Marianne Gosset a lancé The Socialite Family , un site spécialisé dans la décoration et le design. Et si cette jeune pousse en plein développement a déjà recruté huit collaborateurs , seules les deux dirigeantes ont atteint la trentaine. Pour sa part, Jean Giboudeaux dirige Right Management, la marque de Manpower qui aide les grands groupes à piloter leurs ressources humaines et, notamment, à intégrer les jeunes . Tous deux ont donc une vision très précise de la place des fameuses générations Y et Z dans les entreprises et sur le marché du travail. Mais aussi des nombreux fantasmes qu’elles suscitent… Rencontre.
Management : Comment qualifieriez-vous la génération Z ?
Marianne Gosset : D’énormes clichés sont associés à cette génération, qu’on commence à voir arriver sur le marché du travail. Elle serait composée d’employés infidèles, “court termistes”, ne supportant pas la hiérarchie et zappant d’un poste à l’autre. Certaines choses sont vraies, parce que les “Z” ont grandi avec Internet et les réseaux sociaux, mais on les caricature souvent en ne voyant que leurs mauvais côtés.
Jean Giboudeaux : Il ne faut pas généraliser. La génération Z représente 16 millions de personnes en France.
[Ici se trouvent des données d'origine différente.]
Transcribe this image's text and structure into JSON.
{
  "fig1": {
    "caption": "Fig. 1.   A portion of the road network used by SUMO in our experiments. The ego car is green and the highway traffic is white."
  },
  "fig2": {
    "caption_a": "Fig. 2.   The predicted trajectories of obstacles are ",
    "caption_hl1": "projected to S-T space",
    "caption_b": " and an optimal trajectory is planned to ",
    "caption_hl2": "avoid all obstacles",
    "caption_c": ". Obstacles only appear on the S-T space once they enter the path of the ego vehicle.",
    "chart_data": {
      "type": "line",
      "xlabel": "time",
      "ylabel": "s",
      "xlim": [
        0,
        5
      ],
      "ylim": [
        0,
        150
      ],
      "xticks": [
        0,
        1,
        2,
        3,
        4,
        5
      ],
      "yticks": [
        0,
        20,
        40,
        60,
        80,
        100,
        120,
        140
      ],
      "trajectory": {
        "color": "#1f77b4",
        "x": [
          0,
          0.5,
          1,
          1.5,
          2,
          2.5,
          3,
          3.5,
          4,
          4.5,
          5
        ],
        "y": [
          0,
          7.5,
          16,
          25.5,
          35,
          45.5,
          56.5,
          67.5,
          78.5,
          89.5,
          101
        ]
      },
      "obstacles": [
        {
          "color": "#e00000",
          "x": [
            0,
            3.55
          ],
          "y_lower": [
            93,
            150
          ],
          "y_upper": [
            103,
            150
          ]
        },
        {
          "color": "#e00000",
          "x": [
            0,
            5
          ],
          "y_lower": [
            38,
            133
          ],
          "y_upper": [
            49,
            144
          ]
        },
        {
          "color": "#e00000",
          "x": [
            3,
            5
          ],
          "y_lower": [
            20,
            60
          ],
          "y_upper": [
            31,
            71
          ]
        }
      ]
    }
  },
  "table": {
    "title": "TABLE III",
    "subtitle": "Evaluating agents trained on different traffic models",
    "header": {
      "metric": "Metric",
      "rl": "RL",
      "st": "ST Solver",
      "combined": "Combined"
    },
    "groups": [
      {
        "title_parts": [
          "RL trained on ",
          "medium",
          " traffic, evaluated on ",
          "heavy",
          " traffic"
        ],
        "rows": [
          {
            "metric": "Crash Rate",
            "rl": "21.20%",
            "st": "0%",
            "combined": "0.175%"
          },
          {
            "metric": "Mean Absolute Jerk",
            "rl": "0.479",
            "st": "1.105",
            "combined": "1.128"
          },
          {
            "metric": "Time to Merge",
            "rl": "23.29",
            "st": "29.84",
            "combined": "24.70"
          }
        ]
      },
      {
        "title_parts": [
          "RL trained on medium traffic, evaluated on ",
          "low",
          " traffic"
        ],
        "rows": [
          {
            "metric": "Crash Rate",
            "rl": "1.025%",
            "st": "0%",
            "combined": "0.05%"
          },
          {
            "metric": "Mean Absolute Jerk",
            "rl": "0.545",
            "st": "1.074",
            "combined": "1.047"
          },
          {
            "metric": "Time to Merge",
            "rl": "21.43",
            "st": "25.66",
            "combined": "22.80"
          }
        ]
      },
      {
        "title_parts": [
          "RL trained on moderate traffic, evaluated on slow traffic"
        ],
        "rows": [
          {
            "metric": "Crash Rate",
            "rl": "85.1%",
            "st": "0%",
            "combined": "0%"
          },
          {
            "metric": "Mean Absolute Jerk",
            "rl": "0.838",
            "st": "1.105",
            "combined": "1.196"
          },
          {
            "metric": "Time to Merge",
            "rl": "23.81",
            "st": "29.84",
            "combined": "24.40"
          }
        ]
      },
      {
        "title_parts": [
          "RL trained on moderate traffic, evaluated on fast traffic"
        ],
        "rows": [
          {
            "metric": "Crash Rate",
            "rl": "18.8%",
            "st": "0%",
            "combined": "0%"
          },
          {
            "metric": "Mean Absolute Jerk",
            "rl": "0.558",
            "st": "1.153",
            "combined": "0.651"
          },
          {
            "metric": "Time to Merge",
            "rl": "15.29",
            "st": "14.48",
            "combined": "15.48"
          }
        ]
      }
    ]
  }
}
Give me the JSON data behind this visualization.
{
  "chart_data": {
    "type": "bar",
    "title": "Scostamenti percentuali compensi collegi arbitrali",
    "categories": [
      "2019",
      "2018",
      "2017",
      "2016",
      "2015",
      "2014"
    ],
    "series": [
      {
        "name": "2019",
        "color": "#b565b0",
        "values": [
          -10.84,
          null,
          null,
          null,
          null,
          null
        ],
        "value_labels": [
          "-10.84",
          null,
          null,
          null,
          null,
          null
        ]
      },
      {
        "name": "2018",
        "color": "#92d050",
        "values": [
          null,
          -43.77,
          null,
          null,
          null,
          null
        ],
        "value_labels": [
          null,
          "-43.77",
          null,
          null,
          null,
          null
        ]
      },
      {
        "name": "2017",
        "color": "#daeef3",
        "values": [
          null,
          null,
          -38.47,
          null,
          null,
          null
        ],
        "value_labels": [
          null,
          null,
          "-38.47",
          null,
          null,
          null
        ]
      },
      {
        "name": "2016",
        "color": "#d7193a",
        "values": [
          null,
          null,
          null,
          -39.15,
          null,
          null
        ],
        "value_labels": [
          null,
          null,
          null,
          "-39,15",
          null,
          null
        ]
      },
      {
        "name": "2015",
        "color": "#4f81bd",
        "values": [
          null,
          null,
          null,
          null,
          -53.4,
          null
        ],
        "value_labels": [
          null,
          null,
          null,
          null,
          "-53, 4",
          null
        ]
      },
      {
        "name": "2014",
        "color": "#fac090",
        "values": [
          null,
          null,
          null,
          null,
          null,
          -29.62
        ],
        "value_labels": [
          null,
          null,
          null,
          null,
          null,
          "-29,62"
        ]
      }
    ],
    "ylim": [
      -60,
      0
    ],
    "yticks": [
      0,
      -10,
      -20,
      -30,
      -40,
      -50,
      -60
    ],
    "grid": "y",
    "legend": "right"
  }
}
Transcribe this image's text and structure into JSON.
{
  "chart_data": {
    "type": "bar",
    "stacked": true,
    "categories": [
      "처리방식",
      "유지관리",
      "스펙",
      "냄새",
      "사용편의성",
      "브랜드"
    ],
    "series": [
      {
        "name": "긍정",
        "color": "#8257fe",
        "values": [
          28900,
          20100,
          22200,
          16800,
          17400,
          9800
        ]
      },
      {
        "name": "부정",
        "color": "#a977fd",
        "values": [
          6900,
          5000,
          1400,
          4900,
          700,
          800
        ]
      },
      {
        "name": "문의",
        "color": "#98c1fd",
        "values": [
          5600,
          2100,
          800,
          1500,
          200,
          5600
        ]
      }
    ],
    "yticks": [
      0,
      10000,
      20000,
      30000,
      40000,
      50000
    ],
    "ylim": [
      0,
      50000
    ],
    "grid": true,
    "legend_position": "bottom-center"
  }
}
Or, quand on parle de ceux qui travaillent déjà, on pense à des urbains, proches de l’écosystème des start-up. On ne regarde que la petite part citadine et parisienne de la jeunesse. Mais au fin fond des régions, elle ne ressemble pas à cela.
Génération X : Il s’agit des enfants des babyboomeurs. Soit les individus nés entre 1960 et 1978.
Génération Y : Elle regroupe les moins de 40 ans (les 23-39 ans pour être précis). C’est-à-dire les gens nés entre 1978 et 1994 (13 millions de personnes).
Génération Z : Ce sont les plus jeunes, celles et ceux nés après 1994 (16 millions) et dont les plus âgés entrent aujourd’hui sur le marché du travail.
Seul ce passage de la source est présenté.